American Vanadium seeks tieup with Japanese firms

JIJI

Canada’s American Vanadium Corp. is hoping to build long-term partnerships with Japanese companies in vanadium-related businesses, its chief executive said in an interview.

The Canadian company hopes to start vanadium production at its wholly owned mine in Nevada as early as 2015. The Gibellini Project is currently subject to environmental screening by U.S. authorities.

“We have received a lot of interest from Japan. We have been actively in discussion with companies looking at building vanadium flow batteries as well as steelmakers in Japan,” American Vanadium President and CEO Bill Radvak said.
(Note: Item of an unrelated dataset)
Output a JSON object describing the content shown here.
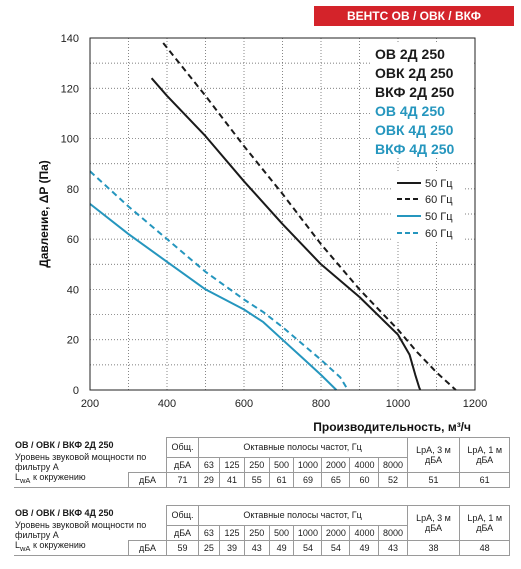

“Once you form a relationship, they (Japanese firms) are true partners for a long term. For us, it would be fantastic if we are able to get into a joint venture with (a) Japanese company,” Radvak said.

While vanadium is mainly used for reinforcing steel, the company expects a surge in demand for use in flow batteries, Radvak said.

Flow batteries, which have large capacities and long lives and are safe, are used at conventional power plants but are also effective in storing surplus power at night and for solar and wind power generation.

“In the business of manufacturing flow batteries, if you can’t control your supply cost of vanadium, you’re going to lose all your profit,” Radvak pointed out. “You can’t enter the business in a significant way unless you get a long-term supply contract.”

“We are looking for a partnership to help build this business in the U.S. At this point, our interest is really partnering with Japanese or Chinese companies, possibly both,” he said.

American Vanadium expects the mine in Nevada to be the only vanadium mine in the United States and meet about 20 percent of vanadium demand in the country.

“We could meet the needs of both U.S. and Japanese markets,” Radvak said.